Sistem hari menimbulkan kekhawatiran bahwa sangat sulit menjaga anak-anak kita dari berbagai macam keburukan. Rasa aman tergerus oleh pengaruh media sosial yang menyuguhkan adegan-adegan kriminalitas. Belum lagi ruang terbuka yang tersedia untuk melakukan kejahatan seperti cyberbullying.
Pola asuh yang keliru dalam keluarga, seperti kurangnya keteladanan serta kasih sayang, mengakibatkan anak mencari perhatian di luar dengan cara yang salah. Sistem pendidikan saat ini turut andil memperburuk kondisi generasi, karena hanya mengedepankan prestasi akademik dan kurang menekankan pada aspek moral dan kepribadian. Sehingga, minim rasa untuk saling menghormati dan menyayangi pada diri anak-anak.

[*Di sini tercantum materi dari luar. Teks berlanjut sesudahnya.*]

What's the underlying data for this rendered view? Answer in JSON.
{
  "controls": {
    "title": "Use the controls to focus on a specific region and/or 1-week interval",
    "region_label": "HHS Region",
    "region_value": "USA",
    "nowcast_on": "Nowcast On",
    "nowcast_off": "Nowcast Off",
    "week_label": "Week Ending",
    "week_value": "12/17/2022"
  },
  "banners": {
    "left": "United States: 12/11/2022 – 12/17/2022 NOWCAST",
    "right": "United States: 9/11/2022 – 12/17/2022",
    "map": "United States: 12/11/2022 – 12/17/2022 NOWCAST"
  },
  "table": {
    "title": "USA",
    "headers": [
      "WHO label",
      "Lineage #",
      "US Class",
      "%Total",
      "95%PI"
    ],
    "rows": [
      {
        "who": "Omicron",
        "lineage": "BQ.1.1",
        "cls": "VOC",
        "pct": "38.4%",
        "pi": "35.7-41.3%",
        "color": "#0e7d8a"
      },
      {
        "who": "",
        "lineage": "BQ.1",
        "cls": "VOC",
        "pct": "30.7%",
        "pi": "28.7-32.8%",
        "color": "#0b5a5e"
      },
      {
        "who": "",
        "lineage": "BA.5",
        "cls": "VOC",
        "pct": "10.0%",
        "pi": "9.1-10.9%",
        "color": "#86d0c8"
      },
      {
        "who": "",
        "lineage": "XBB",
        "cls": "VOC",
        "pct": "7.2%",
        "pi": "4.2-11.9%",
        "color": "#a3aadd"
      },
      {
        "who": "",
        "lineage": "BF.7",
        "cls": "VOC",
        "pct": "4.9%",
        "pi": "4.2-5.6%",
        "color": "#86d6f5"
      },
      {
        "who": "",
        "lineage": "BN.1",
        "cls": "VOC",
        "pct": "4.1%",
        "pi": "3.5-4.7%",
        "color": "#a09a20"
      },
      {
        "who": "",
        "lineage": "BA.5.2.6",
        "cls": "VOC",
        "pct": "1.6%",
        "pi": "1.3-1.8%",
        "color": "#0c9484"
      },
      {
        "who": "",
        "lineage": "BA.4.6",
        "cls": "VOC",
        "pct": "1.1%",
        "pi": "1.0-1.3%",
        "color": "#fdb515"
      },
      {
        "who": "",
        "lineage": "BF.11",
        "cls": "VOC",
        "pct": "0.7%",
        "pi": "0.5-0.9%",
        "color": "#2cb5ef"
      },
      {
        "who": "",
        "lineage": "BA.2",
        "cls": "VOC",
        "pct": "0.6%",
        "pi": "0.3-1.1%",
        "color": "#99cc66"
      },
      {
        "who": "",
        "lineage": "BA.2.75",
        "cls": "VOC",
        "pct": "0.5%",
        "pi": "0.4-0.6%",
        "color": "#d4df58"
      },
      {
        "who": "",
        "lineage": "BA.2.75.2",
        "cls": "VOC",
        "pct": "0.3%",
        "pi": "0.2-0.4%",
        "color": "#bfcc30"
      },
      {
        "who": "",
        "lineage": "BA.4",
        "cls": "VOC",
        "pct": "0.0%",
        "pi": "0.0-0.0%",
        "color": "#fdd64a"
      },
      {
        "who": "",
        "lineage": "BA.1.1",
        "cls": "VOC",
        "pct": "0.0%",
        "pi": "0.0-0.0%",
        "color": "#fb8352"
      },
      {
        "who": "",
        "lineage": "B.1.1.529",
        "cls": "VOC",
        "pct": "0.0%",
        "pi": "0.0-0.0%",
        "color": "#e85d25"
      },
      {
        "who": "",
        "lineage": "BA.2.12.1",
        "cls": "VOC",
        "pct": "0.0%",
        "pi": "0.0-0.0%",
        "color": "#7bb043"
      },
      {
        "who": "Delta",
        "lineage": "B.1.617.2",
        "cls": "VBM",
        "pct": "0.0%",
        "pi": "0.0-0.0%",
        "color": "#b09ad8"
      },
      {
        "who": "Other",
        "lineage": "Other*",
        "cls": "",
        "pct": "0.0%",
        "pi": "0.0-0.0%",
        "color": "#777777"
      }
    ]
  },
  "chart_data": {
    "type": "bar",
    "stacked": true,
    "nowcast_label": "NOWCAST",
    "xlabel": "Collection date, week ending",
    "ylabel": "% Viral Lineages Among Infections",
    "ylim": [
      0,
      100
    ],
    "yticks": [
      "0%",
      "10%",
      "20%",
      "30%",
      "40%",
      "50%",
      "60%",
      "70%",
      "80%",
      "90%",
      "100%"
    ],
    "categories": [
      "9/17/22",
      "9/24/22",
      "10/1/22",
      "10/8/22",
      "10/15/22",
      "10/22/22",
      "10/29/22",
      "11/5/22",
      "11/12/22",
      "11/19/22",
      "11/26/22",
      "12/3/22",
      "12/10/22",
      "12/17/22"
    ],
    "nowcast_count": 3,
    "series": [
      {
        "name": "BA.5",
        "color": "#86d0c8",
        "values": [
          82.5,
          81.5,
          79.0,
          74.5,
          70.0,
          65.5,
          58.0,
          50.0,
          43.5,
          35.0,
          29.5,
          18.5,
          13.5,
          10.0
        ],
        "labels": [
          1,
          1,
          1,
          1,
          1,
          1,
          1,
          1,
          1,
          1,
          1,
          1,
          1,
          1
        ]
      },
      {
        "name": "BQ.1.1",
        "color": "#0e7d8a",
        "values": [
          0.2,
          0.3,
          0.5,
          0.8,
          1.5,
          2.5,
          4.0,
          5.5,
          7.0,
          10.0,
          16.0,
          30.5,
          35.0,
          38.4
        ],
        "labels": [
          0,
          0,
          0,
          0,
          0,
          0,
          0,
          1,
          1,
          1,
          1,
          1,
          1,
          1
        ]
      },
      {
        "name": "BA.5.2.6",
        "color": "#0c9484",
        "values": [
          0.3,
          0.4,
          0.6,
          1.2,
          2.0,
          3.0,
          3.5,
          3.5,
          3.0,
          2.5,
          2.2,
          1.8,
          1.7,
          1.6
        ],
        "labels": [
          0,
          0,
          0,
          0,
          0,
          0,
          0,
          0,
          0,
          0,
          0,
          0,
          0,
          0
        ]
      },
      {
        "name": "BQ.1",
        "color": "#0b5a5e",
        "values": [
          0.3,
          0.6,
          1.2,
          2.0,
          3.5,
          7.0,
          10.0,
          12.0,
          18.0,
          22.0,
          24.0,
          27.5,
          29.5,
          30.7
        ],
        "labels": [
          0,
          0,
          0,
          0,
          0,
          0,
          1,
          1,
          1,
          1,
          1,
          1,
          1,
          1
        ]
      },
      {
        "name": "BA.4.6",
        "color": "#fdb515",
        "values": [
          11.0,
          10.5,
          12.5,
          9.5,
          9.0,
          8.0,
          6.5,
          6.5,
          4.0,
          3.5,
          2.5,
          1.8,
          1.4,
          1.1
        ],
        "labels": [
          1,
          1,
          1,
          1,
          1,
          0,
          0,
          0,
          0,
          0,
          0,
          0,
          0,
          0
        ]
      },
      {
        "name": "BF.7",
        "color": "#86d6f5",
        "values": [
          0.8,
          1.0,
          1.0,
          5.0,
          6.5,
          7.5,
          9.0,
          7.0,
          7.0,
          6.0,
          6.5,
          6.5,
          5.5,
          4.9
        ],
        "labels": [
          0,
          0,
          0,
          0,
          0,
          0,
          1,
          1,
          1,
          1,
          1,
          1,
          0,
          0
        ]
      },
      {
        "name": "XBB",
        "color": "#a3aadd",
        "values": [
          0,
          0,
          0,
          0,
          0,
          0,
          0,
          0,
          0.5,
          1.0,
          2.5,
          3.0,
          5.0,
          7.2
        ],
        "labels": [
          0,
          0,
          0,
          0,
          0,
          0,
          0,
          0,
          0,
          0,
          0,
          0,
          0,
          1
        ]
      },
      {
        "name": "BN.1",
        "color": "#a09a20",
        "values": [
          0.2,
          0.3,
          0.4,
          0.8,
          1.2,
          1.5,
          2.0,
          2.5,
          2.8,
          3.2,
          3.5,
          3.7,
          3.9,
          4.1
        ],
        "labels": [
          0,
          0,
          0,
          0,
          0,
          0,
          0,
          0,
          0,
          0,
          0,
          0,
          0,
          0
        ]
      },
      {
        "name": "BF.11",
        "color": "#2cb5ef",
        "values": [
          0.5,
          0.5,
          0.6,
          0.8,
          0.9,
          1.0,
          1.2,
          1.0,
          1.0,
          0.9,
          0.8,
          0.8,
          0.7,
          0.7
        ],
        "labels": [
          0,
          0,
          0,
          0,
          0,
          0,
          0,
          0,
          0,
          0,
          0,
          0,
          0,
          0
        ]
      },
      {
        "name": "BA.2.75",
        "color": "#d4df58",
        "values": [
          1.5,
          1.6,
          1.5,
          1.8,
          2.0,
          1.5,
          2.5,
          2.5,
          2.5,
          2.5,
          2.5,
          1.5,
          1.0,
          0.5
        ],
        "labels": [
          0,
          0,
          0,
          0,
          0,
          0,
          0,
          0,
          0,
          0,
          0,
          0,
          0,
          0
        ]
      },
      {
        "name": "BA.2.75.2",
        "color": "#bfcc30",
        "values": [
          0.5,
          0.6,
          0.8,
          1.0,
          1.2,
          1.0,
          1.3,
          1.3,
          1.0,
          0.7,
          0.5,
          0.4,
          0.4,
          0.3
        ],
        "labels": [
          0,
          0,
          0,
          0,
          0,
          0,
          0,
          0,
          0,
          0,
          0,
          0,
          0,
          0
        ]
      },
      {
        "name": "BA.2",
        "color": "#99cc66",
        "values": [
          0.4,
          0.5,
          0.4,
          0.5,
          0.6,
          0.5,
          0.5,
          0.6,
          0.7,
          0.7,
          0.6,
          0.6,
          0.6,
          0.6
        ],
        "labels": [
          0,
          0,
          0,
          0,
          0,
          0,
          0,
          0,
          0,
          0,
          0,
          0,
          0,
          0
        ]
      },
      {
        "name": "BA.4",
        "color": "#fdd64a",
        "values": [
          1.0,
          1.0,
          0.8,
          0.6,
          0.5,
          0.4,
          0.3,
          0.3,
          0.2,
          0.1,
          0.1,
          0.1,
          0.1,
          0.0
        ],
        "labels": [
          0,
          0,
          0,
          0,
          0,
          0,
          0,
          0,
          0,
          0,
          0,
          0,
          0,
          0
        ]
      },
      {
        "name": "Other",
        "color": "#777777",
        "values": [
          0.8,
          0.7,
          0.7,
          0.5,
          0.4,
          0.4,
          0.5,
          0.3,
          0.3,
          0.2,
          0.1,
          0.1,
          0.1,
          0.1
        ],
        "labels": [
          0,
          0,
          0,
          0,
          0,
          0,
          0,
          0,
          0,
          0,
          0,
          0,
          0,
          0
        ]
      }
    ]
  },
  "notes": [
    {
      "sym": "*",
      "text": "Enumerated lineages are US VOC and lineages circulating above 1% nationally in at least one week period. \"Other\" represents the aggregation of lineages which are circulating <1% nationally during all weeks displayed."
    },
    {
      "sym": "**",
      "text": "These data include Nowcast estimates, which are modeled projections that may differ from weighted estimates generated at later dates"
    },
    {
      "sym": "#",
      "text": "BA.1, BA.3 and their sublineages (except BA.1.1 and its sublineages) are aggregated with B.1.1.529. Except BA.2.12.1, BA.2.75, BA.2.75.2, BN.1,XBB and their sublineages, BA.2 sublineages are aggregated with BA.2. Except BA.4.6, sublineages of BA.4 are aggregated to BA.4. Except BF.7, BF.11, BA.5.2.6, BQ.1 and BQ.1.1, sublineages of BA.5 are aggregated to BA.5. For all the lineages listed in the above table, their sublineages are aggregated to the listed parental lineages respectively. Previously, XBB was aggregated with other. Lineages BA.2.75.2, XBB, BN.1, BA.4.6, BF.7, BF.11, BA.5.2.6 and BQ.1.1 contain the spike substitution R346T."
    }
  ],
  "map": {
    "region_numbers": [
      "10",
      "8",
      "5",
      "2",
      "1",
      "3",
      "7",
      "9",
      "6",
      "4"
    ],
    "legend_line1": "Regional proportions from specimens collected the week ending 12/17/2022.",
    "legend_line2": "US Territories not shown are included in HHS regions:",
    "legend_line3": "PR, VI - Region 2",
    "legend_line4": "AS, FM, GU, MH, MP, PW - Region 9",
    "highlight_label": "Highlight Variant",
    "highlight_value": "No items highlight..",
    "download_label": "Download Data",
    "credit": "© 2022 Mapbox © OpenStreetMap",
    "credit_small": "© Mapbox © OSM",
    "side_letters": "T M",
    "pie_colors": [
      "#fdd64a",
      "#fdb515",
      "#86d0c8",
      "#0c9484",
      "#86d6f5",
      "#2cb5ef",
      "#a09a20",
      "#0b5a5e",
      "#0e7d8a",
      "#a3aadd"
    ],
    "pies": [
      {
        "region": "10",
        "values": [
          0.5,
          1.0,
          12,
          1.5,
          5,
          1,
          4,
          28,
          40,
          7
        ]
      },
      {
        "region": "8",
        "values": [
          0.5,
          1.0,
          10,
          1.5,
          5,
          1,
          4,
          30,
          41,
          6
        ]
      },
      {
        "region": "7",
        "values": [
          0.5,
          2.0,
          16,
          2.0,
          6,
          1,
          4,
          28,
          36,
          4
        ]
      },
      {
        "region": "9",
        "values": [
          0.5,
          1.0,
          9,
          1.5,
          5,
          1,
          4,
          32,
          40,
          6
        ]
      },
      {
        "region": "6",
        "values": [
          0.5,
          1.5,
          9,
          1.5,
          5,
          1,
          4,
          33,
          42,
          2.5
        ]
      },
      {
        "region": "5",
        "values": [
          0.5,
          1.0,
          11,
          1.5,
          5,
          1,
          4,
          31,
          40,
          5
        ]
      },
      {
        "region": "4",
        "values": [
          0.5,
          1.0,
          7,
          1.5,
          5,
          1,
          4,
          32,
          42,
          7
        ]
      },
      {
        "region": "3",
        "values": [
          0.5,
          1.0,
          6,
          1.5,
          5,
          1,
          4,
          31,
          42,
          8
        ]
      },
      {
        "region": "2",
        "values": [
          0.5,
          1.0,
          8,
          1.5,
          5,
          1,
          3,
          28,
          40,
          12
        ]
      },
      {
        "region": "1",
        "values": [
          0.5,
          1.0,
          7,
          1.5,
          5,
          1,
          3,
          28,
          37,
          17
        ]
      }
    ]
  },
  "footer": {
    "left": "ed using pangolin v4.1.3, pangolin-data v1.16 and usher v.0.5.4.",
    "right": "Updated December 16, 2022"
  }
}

Seolah tidak memberi efek jera bagi pelaku dari penerapan sistem sanksi yang berlaku dalam sistem hari ini. Maka sangat mungkin jika kasus-kasus perundungan yang melibatkan anak akan terus meningkat. Padahal dampak negatif dari perundungan sangat besar, dari mulai gangguan kesehatan, gangguan sosial hingga gangguan mental.
Gagalnya regulasi dan lemahnya sistem sanksi menjadi sebab fenomena perundungan terus terjadi. Banyak yang tidak menyadari dan menganggap bahwa perundungan adalah hal yang wajar atau normal.
Sistem sanksi yang berlaku dalam sistem kapitalisme sekuler saat ini secara nyata tidak mampu menindak dan menghukum pelaku perundungan secara tegas, terutama jika pelakunya adalah anak-anak. Meski adanya Undang-Undang Perlindungan Anak, namun pelaksanaannya tidak memberikan rasa keadilan, justru kasus perundungan oleh anak-anak makin marak karena tidak menimbulkan efek jera dan berpotensi terulang kembali.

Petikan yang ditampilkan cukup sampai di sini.